Results: The VABS-3 demonstrated adequate sensitivity in detecting outcomes in social functioning; however, measures developed for adults with schizophrenia were more sensitive to differences in employment outcomes, suggesting that adult functional outcome measurement in this area can be improved. A final conceptual model was generated with 3 subdomains (social functioning, employment, and autonomy), including assessment of satisfaction within each domain for self-reporters. Cognitive interviews revealed that further revision of all subdomains is warranted, given heterogeneity across the population of adults with developmental disabilities.

Conclusions and Implications: This study developed the first conceptual model of functional outcomes specific to adults with developmental disabilities.

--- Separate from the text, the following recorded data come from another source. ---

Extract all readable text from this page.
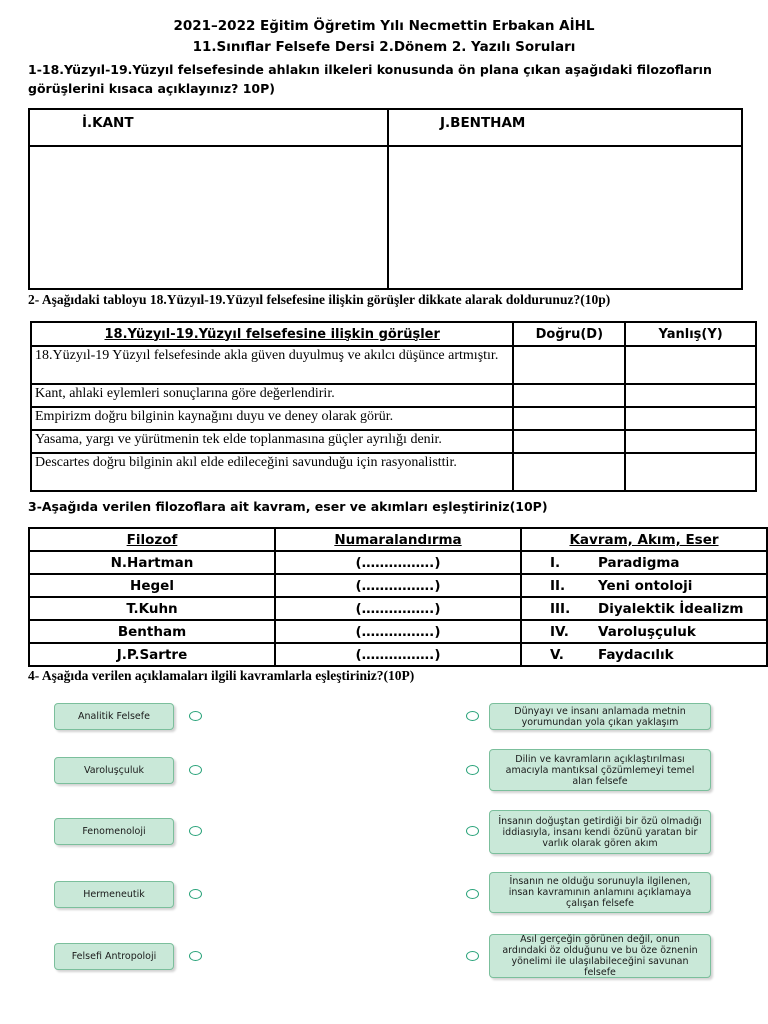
2021–2022 Eğitim Öğretim Yılı Necmettin Erbakan AİHL
11.Sınıflar Felsefe Dersi 2.Dönem 2. Yazılı Soruları
1-18.Yüzyıl-19.Yüzyıl felsefesinde ahlakın ilkeleri konusunda ön plana çıkan aşağıdaki filozofların görüşlerini kısaca açıklayınız? 10P)
İ.KANT	J.BENTHAM
2- Aşağıdaki tabloyu 18.Yüzyıl-19.Yüzyıl felsefesine ilişkin görüşler dikkate alarak doldurunuz?(10p)
18.Yüzyıl-19.Yüzyıl felsefesine ilişkin görüşler	Doğru(D)	Yanlış(Y)
18.Yüzyıl-19 Yüzyıl felsefesinde akla güven duyulmuş ve akılcı düşünce artmıştır.		
Kant, ahlaki eylemleri sonuçlarına göre değerlendirir.		
Empirizm doğru bilginin kaynağını duyu ve deney olarak görür.		
Yasama, yargı ve yürütmenin tek elde toplanmasına güçler ayrılığı denir.		
Descartes doğru bilginin akıl elde edileceğini savunduğu için rasyonalisttir.		
3-Aşağıda verilen filozoflara ait kavram, eser ve akımları eşleştiriniz(10P)
Filozof	Numaralandırma	Kavram, Akım, Eser
N.Hartman	(…………….)	I. Paradigma
Hegel	(…………….)	II. Yeni ontoloji
T.Kuhn	(…………….)	III. Diyalektik İdealizm
Bentham	(…………….)	IV. Varoluşçuluk
J.P.Sartre	(…………….)	V. Faydacılık
4- Aşağıda verilen açıklamaları ilgili kavramlarla eşleştiriniz?(10P)
Analitik Felsefe
Varoluşçuluk
Fenomenoloji
Hermeneutik
Felsefi Antropoloji
Dünyayı ve insanı anlamada metnin yorumundan yola çıkan yaklaşım
Dilin ve kavramların açıklaştırılması amacıyla mantıksal çözümlemeyi temel alan felsefe
İnsanın doğuştan getirdiği bir özü olmadığı iddiasıyla, insanı kendi özünü yaratan bir varlık olarak gören akım
İnsanın ne olduğu sorunuyla ilgilenen, insan kavramının anlamını açıklamaya çalışan felsefe
Asıl gerçeğin görünen değil, onun ardındaki öz olduğunu ve bu öze öznenin yönelimi ile ulaşılabileceğini savunan felsefe
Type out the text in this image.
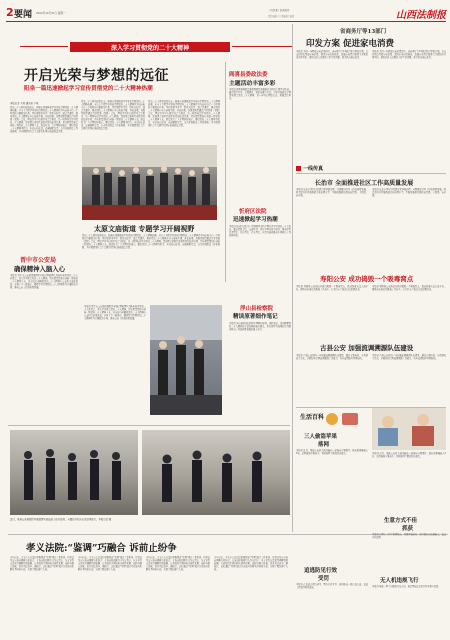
2 要闻 2022年10月31日 星期一
一线贯通 / 新闻热线
责任编辑 / 美术编辑 / 校对	山西法制报
深入学习贯彻党的二十大精神
开启光荣与梦想的远征
阳泉一篇迅速掀起学习宣传贯彻党的二十大精神热潮
本报记者 王某 通讯员 李某
党的二十大胜利闭幕以来，阳泉市迅速掀起学习宣传贯彻党的二十大精神热潮。全市上下把学习宣传贯彻党的二十大精神作为当前和今后一个时期的首要政治任务，坚持原原本本学、联系实际学、融会贯通学，推动党的二十大精神在全市落地生根、开花结果。各级党组织通过召开党委（党组）会议、理论学习中心组学习会等形式，第一时间传达学习党的二十大精神，深刻领会新时代新征程党的使命任务，切实把思想和行动统一到党的二十大精神上来。政法机关广大干警纷纷表示，要以党的二十大精神为指引，牢记初心使命，忠诚履职尽责，奋力开创政法工作新局面，为全面建设社会主义现代化国家贡献政法力量。
党的二十大胜利闭幕以来，阳泉市迅速掀起学习宣传贯彻党的二十大精神热潮。全市上下把学习宣传贯彻党的二十大精神作为当前和今后一个时期的首要政治任务，坚持原原本本学、联系实际学、融会贯通学，推动党的二十大精神在全市落地生根、开花结果。各级党组织通过召开党委（党组）会议、理论学习中心组学习会等形式，第一时间传达学习党的二十大精神，深刻领会新时代新征程党的使命任务，切实把思想和行动统一到党的二十大精神上来。政法机关广大干警纷纷表示，要以党的二十大精神为指引，牢记初心使命，忠诚履职尽责，奋力开创政法工作新局面，为全面建设社会主义现代化国家贡献政法力量。
党的二十大胜利闭幕以来，阳泉市迅速掀起学习宣传贯彻党的二十大精神热潮。全市上下把学习宣传贯彻党的二十大精神作为当前和今后一个时期的首要政治任务，坚持原原本本学、联系实际学、融会贯通学，推动党的二十大精神在全市落地生根、开花结果。各级党组织通过召开党委（党组）会议、理论学习中心组学习会等形式，第一时间传达学习党的二十大精神，深刻领会新时代新征程党的使命任务，切实把思想和行动统一到党的二十大精神上来。政法机关广大干警纷纷表示，要以党的二十大精神为指引，牢记初心使命，忠诚履职尽责，奋力开创政法工作新局面，为全面建设社会主义现代化国家贡献政法力量。
太原文庙街道 专题学习开阔视野
党的二十大胜利闭幕以来，阳泉市迅速掀起学习宣传贯彻党的二十大精神热潮。全市上下把学习宣传贯彻党的二十大精神作为当前和今后一个时期的首要政治任务，坚持原原本本学、联系实际学、融会贯通学，推动党的二十大精神在全市落地生根、开花结果。各级党组织通过召开党委（党组）会议、理论学习中心组学习会等形式，第一时间传达学习党的二十大精神，深刻领会新时代新征程党的使命任务，切实把思想和行动统一到党的二十大精神上来。政法机关广大干警纷纷表示，要以党的二十大精神为指引，牢记初心使命，忠诚履职尽责，奋力开创政法工作新局面，为全面建设社会主义现代化国家贡献政法力量。
晋中市公安局
确保精神入脑入心
本报讯 晋中市公安局迅速组织全局民警辅警认真收听收看党的二十大开幕会，深入学习领会党的二十大精神，切实把思想和行动统一到党的二十大精神上来，以实际行动确保党的二十大精神在公安机关落地见效。全局上下一致表示，要把学习贯彻党的二十大精神作为首要政治任务，推动公安工作高质量发展。
阎喜县委政法委
主题活动丰富多彩
本报讯 阎喜县委政法委积极组织开展形式多样的主题学习活动，通过集中学习、专题研讨、知识竞赛等方式，引导全县政法干警深刻领会党的二十大精神，进一步坚定理想信念，增强责任担当。
忻府区法院
迅速掀起学习热潮
本报讯 忻府区法院第一时间组织全院干警认真学习党的二十大报告，通过党组会议、支部学习、青年干警座谈等形式，推动学习往深里走、往心里走、往实里走，以学习成效推动审判执行工作提质增效。
浮山县检察院
精读原著细作笔记
本报讯 浮山县检察院组织干警精读原著、细作笔记，深刻理解党的二十大精神的丰富内涵和核心要义，切实把学习成果转化为推动检察工作高质量发展的强大动力。
本报讯 晋中市公安局迅速组织全局民警辅警认真收听收看党的二十大开幕会，深入学习领会党的二十大精神，切实把思想和行动统一到党的二十大精神上来，以实际行动确保党的二十大精神在公安机关落地见效。全局上下一致表示，要把学习贯彻党的二十大精神作为首要政治任务，推动公安工作高质量发展。
近日，某县公安局组织开展民警实战技能大练兵活动，全面提升队伍应急处置能力。本报记者 摄
孝义法院:“鉴调”巧融合 诉前止纷争
今年以来，孝义市人民法院积极探索“鉴调”融合工作机制，将司法鉴定与诉前调解有机结合，在诉前阶段即引入鉴定程序，以专业鉴定意见为调解提供依据，有效促进矛盾纠纷实质性化解，减轻当事人诉累，提升司法效率。据统计，该院通过“鉴调”融合方式成功化解各类纠纷多起，实现了案结事了人和。
今年以来，孝义市人民法院积极探索“鉴调”融合工作机制，将司法鉴定与诉前调解有机结合，在诉前阶段即引入鉴定程序，以专业鉴定意见为调解提供依据，有效促进矛盾纠纷实质性化解，减轻当事人诉累，提升司法效率。据统计，该院通过“鉴调”融合方式成功化解各类纠纷多起，实现了案结事了人和。
今年以来，孝义市人民法院积极探索“鉴调”融合工作机制，将司法鉴定与诉前调解有机结合，在诉前阶段即引入鉴定程序，以专业鉴定意见为调解提供依据，有效促进矛盾纠纷实质性化解，减轻当事人诉累，提升司法效率。据统计，该院通过“鉴调”融合方式成功化解各类纠纷多起，实现了案结事了人和。
今年以来，孝义市人民法院积极探索“鉴调”融合工作机制，将司法鉴定与诉前调解有机结合，在诉前阶段即引入鉴定程序，以专业鉴定意见为调解提供依据，有效促进矛盾纠纷实质性化解，减轻当事人诉累，提升司法效率。据统计，该院通过“鉴调”融合方式成功化解各类纠纷多起，实现了案结事了人和。
省商务厅等13部门
印发方案 促进家电消费
本报讯 为进一步释放家电消费潜力，省商务厅等13部门联合印发方案，从支持绿色智能家电消费、推进家电以旧换新、加强家电售后服务等方面提出具体举措，更好满足人民群众美好生活需要，助力经济稳定恢复。
本报讯 为进一步释放家电消费潜力，省商务厅等13部门联合印发方案，从支持绿色智能家电消费、推进家电以旧换新、加强家电售后服务等方面提出具体举措，更好满足人民群众美好生活需要，助力经济稳定恢复。
一线传真
长治市 全面推进社区工作高质量发展
本报讯 长治市坚持以党建引领基层治理，全面推进社区工作高质量发展，着力提升社区服务能力和治理水平，不断增强居民群众获得感、幸福感、安全感。
本报讯 长治市坚持以党建引领基层治理，全面推进社区工作高质量发展，着力提升社区服务能力和治理水平，不断增强居民群众获得感、幸福感、安全感。
寿阳公安 成功捣毁一个吸毒窝点
本报讯 寿阳县公安局近日成功捣毁一个吸毒窝点，抓获涉毒违法人员多名，现场查获毒品及吸毒工具若干，有力打击了毒品违法犯罪活动。
本报讯 寿阳县公安局近日成功捣毁一个吸毒窝点，抓获涉毒违法人员多名，现场查获毒品及吸毒工具若干，有力打击了毒品违法犯罪活动。
古县公安 加强流调溯源队伍建设
本报讯 古县公安局进一步加强流调溯源队伍建设，通过专题培训、实战演练等方式，全面提升民警流调溯源工作能力，筑牢疫情防控坚固防线。
本报讯 古县公安局进一步加强流调溯源队伍建设，通过专题培训、实战演练等方式，全面提升民警流调溯源工作能力，筑牢疫情防控坚固防线。
生活百科
三人偷盗苹果
落网
本报讯 近日，某地公安机关成功破获一起盗窃苹果案件，抓获犯罪嫌疑人3名，追回被盗苹果若干，及时挽回了群众经济损失。	本报讯 近日，某地公安机关成功破获一起盗窃苹果案件，抓获犯罪嫌疑人3名，追回被盗苹果若干，及时挽回了群众经济损失。
生意方式不佳
抓获
本报讯 民警在工作中发现线索，迅速开展侦查，成功抓获违法嫌疑人，依法予以处理。
追逃防见行效
受罚
本报讯 在追逃专项行动中，警方多措并举，成功抓获一批在逃人员，追逃工作取得明显成效。
无人机违规飞行
本报讯 某地一男子违规放飞无人机，被民警依法查处并给予相应处罚。
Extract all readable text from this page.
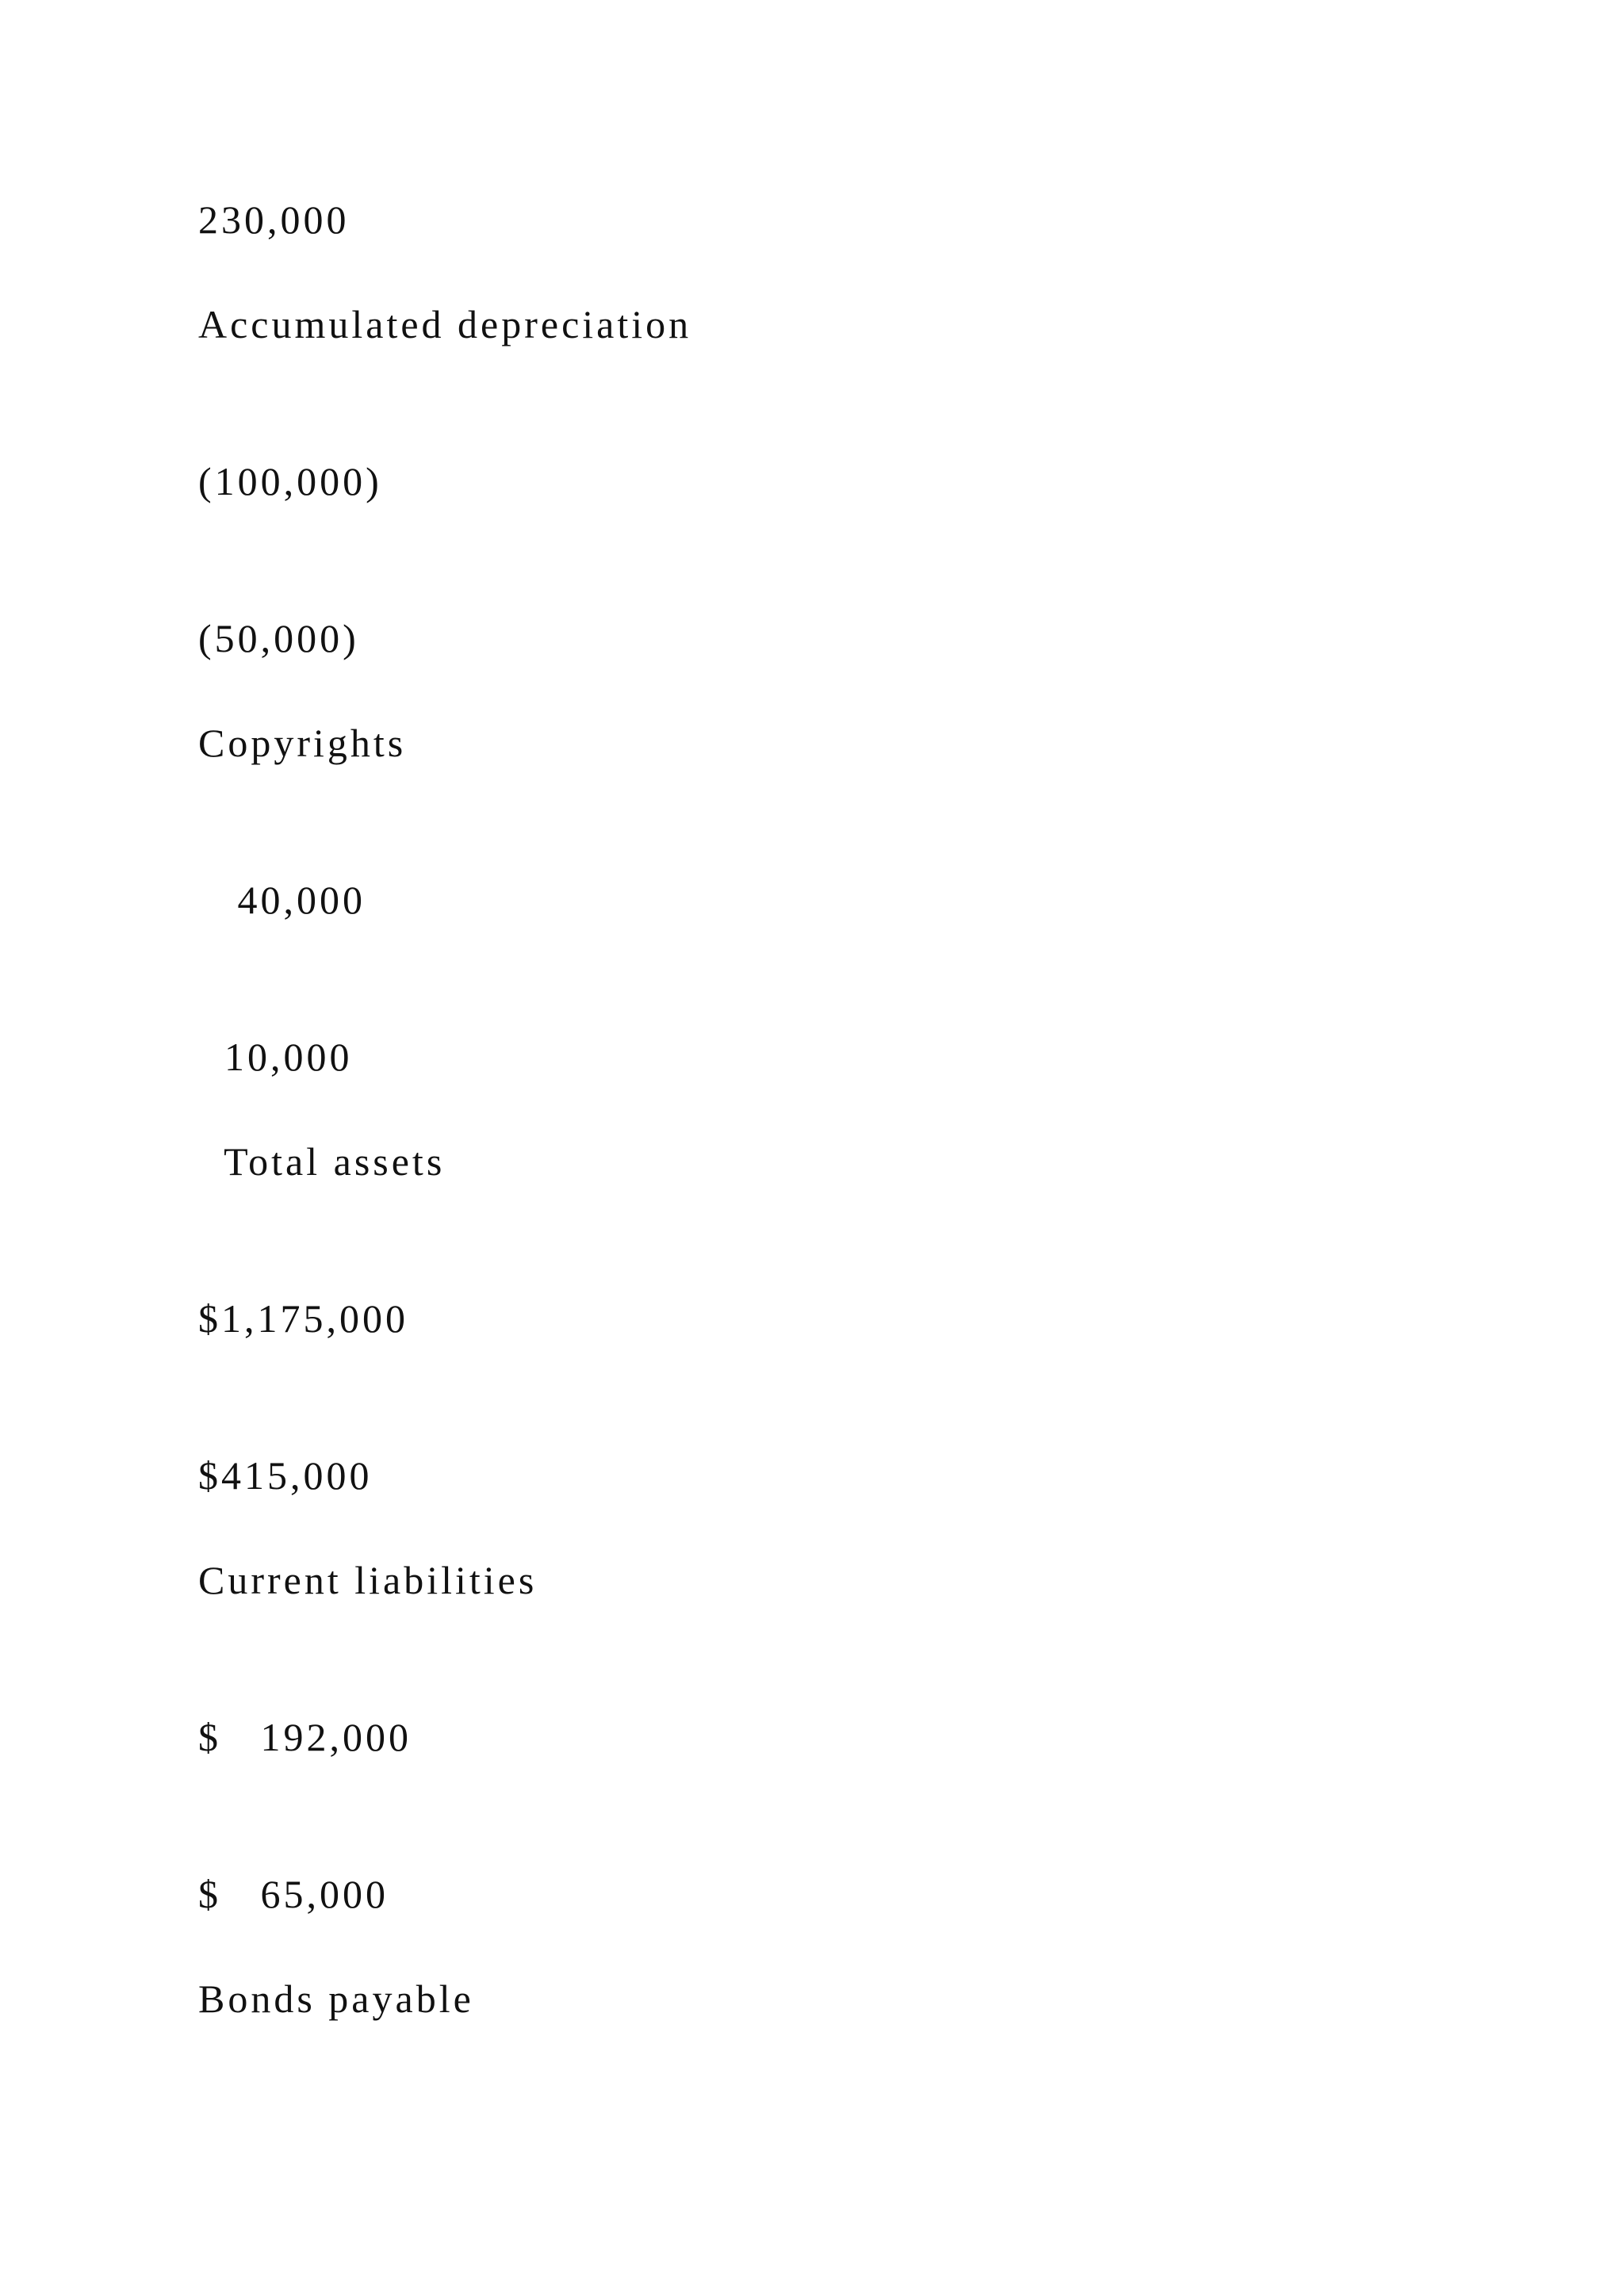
230,000
Accumulated depreciation
(100,000)
(50,000)
Copyrights
40,000
10,000
Total assets
$1,175,000
$415,000
Current liabilities
$   192,000
$   65,000
Bonds payable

Cognitive interviews revealed substantial heterogeneity necessitating greater attention to measuring nuanced contextual factors related to adult living, and potentially explaining why the VABS-3, which is widely validated for use with children, is insufficiently sensitive to variation in adult functional outcomes. Future work will involve the collection of data from 1000 self-reporters with ASD and other DD (e.g., Down syndrome, Fragile X, Williams syndrome, etc.), and their caregivers to conduct psychometric analyses and validate an efficient and broadly applicable measure of adult functional outcomes across a wide range of developmental disabilities. Improving measurement in this area is critical to better understanding the needs of adults with ASD and other DD, guiding their successful transition to and through adulthood, and enhancing services available to them.